Pialat, portrait d’un homme aigri qui en a fait voir à ses acteurs
Gaumont

En seulement dix films, le réalisateur Maurice Pialat s’est hissé au sommet du cinéma français. Un maître, mais aussi un écorché vif, un caractère ombrageux, voire tyrannique. Ceux qui tournèrent pour lui, de Jean Yanne à Jacques Dutronc, en passant par Sophie Marceau, n’en gardèrent pas que de bons souvenirs.

Dans « Nous ne vieillirons pas ensemble », il revendiquait raconter sa propre histoire à travers celle du personnage incarné par Jean Yanne. Un homme odieux, violent, capable d’élans de tendresse inattendus mais souvent trop tardifs. Pialat tirait le meilleur de ses comédiens, mais souvent dans la douleur.
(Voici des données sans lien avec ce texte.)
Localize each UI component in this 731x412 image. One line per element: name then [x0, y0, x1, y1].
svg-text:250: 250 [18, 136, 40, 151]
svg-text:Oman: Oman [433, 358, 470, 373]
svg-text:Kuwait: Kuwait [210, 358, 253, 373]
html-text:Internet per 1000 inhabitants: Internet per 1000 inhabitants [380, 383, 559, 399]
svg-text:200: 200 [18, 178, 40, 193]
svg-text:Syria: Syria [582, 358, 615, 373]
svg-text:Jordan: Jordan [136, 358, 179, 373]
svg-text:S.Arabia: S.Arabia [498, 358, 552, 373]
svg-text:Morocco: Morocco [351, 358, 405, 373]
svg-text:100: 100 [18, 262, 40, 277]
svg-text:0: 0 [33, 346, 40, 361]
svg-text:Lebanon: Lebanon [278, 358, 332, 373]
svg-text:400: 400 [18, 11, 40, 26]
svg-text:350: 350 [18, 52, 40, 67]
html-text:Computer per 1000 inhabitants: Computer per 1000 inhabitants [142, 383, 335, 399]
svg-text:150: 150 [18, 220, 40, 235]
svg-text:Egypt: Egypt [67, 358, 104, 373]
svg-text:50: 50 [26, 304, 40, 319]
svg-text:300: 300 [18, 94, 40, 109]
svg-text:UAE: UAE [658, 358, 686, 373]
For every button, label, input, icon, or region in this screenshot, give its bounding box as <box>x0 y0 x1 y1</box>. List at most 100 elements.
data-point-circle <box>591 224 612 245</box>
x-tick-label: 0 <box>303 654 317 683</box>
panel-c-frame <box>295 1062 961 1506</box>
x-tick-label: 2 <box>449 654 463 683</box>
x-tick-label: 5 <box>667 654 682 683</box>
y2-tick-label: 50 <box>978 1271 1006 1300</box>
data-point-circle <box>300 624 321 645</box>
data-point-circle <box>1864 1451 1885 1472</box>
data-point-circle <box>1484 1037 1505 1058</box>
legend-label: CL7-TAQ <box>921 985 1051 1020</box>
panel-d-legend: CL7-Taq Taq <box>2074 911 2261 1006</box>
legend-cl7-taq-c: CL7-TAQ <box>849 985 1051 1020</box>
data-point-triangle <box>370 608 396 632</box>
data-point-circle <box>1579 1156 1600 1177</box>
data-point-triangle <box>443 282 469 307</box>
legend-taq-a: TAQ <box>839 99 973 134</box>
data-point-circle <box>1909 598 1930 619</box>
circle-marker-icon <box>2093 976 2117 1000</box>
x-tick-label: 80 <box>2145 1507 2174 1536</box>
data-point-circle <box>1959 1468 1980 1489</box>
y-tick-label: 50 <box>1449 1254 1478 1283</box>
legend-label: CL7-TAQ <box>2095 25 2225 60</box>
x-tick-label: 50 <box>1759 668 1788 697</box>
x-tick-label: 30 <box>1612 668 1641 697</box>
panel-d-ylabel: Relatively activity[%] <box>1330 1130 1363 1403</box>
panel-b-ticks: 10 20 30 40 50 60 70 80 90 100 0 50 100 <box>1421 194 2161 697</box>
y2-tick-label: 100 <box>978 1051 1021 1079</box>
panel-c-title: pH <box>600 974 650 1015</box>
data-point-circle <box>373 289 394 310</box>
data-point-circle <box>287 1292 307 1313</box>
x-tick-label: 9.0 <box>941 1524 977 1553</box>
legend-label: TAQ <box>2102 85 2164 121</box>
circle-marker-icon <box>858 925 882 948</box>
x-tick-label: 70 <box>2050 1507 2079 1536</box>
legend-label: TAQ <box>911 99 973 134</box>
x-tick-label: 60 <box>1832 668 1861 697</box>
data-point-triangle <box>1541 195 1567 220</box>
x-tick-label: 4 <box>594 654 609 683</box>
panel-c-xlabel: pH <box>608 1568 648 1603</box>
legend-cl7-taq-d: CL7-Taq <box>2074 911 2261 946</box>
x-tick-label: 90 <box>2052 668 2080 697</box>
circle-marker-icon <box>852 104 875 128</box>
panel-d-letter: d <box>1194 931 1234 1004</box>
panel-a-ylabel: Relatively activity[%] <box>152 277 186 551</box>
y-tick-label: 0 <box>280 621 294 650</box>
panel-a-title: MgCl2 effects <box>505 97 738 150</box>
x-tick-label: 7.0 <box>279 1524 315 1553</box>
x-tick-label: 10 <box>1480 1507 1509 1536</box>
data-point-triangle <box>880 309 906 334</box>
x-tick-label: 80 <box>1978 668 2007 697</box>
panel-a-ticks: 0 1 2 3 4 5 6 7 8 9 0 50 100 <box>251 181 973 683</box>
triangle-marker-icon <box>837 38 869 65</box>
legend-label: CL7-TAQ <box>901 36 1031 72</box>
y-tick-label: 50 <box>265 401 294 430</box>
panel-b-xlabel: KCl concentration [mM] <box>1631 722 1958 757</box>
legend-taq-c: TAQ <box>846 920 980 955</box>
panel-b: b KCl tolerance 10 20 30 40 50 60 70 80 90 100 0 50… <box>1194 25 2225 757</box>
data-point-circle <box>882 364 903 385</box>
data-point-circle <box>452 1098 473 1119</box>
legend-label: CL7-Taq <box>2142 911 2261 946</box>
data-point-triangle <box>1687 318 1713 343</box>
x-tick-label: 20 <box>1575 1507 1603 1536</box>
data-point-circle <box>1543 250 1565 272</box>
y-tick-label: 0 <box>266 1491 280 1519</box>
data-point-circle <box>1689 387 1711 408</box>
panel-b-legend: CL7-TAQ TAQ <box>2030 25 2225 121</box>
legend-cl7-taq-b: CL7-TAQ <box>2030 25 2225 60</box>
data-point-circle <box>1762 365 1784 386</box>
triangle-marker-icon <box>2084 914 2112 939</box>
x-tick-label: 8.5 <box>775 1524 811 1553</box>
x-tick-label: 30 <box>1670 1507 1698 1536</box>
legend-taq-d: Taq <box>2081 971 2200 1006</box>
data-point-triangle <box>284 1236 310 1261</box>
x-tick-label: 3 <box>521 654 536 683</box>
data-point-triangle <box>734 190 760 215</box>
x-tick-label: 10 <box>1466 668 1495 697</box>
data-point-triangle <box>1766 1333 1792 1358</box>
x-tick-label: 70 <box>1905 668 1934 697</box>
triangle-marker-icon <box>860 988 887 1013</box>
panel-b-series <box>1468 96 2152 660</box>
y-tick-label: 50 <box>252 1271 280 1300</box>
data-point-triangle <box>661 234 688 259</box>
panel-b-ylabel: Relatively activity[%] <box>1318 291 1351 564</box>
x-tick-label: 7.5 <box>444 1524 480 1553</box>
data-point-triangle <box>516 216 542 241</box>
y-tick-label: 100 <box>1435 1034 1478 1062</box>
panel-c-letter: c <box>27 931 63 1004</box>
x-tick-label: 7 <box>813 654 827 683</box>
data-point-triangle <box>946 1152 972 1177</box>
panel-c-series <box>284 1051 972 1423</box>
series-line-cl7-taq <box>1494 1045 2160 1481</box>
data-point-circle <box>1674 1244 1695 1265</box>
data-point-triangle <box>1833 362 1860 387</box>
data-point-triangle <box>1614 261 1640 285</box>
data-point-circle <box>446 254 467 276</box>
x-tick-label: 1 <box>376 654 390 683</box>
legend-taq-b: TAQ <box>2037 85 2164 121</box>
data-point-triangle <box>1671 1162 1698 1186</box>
Jean Yanne, d’ailleurs, préféra partir en vacances que d’assurer la promotion du film au Festival de Cannes 1972, où il obtint pourtant le prix d’interprétation.

D’après le documentaire « Sous le soleil de Pialat », proposé aussi par Arte, l’auteur nourrissait une grande amertume de venir d’une famille ruinée et d’avoir ruminé son ennui durant vingt ans avant de pouvoir tourner, en ayant toujours le sentiment d’être incompris.

« Nous ne vieillirons pas ensemble », 18 octobre, 20h50, Arte.